La ricaduta sul territorio: fondi, agricoltura e contrasto allo spopolamento

Al centro del dibattito vi è stata la necessità di fare rete per intercettare i finanziamenti europei e regionali legati alla transizione ecologica, alla digitalizzazione e, soprattutto, al sostegno del comparto agricolo e rurale, vero motore economico del Cilento e del Mezzogiorno.

La ricaduta pratica di questo incontro sul territorio è di fondamentale importanza: attraverso il coordinamento tra la Comunità Montana, il GAL Casacastra e l'Assessorato all'Agricoltura della Regione Campania, si pongono le basi per bandi e progetti integrati capaci di:

Frenare lo spopolamento delle aree interne, creando nuove opportunità occupazionali per i giovani.

Valorizzare la filiera agroalimentare e i prodotti tipici locali attraverso strategie di marketing territoriale.

Potenziare le infrastrutture rurali, migliorando i servizi essenziali per i cittadini e le imprese che decidono di investire e restare sul territorio.

Una fitta rete istituzionale: tutti i presenti

I lavori, moderati dal Direttore del GAL Casacastra Carmine Farnetano, sono entrati nel vivo con i saluti e le relazioni dei vertici territoriali.
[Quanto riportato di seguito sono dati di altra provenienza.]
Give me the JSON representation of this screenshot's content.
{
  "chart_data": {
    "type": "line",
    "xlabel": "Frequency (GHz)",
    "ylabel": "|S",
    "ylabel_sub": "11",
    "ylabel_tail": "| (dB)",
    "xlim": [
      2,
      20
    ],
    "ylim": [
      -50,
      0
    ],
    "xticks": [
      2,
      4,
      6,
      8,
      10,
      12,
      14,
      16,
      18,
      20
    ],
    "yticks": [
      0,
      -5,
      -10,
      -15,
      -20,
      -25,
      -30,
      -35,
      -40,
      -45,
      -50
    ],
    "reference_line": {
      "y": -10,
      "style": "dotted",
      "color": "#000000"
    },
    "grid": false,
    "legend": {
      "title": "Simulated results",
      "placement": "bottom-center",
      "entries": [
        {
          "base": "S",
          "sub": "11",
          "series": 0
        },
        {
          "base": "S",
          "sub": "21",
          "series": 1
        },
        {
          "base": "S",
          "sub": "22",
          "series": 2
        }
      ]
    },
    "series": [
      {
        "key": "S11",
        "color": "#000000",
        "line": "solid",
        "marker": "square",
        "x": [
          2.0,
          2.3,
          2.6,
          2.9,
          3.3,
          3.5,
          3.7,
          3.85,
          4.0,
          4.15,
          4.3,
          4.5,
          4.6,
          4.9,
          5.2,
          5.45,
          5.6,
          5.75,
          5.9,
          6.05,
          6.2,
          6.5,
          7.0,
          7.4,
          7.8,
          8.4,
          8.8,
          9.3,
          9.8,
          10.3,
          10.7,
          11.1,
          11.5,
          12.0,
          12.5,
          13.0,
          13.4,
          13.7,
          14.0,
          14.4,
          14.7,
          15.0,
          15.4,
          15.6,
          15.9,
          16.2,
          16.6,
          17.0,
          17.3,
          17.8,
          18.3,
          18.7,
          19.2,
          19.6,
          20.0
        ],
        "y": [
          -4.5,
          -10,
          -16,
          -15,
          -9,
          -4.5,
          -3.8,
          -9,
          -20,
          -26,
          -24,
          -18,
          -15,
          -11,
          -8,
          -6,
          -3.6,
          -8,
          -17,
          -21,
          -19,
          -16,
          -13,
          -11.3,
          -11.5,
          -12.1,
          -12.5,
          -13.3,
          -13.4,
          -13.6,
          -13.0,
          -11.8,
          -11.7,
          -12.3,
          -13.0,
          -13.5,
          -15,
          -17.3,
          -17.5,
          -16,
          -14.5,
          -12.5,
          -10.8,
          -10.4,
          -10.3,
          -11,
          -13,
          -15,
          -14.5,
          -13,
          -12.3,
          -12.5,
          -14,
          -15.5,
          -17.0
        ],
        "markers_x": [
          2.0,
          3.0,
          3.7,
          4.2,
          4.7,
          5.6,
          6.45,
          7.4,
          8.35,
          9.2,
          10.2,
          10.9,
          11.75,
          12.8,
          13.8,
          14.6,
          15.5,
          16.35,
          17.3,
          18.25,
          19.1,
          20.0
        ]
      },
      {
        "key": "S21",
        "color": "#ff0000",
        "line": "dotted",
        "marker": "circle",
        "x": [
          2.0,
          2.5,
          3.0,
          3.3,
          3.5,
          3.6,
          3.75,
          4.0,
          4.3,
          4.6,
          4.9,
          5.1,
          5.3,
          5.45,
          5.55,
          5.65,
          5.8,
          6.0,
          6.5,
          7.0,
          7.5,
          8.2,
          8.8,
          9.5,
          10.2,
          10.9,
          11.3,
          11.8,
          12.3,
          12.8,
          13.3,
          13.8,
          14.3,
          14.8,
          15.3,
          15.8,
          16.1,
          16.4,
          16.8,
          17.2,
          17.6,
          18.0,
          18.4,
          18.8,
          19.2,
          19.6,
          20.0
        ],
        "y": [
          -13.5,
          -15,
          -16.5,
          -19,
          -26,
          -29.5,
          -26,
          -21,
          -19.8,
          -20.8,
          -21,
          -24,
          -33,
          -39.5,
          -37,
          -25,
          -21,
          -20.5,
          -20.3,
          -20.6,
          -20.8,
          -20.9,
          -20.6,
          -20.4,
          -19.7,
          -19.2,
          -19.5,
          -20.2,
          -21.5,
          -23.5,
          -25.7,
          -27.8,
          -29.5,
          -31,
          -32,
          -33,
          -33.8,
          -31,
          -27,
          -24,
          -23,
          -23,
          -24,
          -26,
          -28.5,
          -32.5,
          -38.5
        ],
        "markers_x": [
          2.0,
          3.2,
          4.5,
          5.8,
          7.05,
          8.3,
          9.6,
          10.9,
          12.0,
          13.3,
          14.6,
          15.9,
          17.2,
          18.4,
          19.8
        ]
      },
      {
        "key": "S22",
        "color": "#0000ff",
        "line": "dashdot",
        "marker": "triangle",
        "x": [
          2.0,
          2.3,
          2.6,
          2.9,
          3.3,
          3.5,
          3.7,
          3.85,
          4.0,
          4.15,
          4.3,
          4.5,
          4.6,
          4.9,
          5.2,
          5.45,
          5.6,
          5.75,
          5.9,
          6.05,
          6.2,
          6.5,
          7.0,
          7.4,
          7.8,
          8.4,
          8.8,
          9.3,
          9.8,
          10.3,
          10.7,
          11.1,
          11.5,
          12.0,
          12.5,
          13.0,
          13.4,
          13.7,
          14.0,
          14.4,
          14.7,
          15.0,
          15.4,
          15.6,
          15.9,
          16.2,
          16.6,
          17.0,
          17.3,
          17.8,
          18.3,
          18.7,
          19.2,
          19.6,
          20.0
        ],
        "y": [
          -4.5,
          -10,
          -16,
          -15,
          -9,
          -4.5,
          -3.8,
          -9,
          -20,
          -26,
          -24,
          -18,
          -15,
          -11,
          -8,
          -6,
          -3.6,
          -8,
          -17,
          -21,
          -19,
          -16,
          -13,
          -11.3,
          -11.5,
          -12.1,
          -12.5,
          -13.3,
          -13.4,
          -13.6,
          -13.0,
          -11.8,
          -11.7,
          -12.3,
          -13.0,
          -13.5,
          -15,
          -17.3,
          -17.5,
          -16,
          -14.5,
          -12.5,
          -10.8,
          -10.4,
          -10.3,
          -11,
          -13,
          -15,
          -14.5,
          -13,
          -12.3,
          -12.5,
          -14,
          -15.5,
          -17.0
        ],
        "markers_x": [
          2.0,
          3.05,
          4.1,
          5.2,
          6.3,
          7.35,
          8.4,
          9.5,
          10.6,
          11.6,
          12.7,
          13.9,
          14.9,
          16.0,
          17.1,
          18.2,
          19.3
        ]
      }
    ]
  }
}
Hanno preso la parola Aldo Luongo (Presidente della Comunità Montana ospitante), Pietro Forte (Presidente del GAL Casacastra), Giuseppe Coccorullo (Presidente del Parco Nazionale del Cilento, Vallo di Diano e Alburni), Enzo Luciano (Presidente Uncem Campania), Geppino Parente (Presidente Provincia di Salerno) e il Consigliere Regionale Giovanni M. Cuofano, componente della Commissione Agricoltura della Regione Campania.

Le conclusioni sono state affidate all'Assessore all'Agricoltura della Regione Campania, Carmela Serluca, che ha ribadito la centralità del Cilento nelle politiche di sviluppo rurale regionali.

In platea, la risposta dei territori è stata massiccia. Hanno preso parte ai lavori i sindaci, gli amministratori e i delegati dei Comuni afferenti alla Comunità Montana "Bussento, Lambro e Mingardo", a testimonianza di una sensibilità diffusa verso le tematiche dello sviluppo sostenibile.

Il caso Celle di Bulgheria: la minoranza presidia l'evento

Tra le delegazioni comunali presenti, ha spiccato per dinamismo quella del Comune di Celle di Bulgheria, rappresentata interamente dalle fila dell'opposizione. Al tavolo dei lavori erano infatti presenti il Capogruppo della lista civica "Un Mondo Migliore", l'ingegnere Gerardo Carro, insieme al Consigliere comunale Angelo Carelli.

La presenza della delegazione di "Un Mondo Migliore" ha garantito che le istanze e le peculiarità del territorio di Celle di Bulgheria fossero portate all'attenzione dei vertici regionali e del GAL, sopperendo – come è stato fatto notare a margine dell'incontro – alla totale assenza dei rappresentanti e dei consiglieri della maggioranza cittadina in un appuntamento cruciale per il futuro dei finanziamenti locali.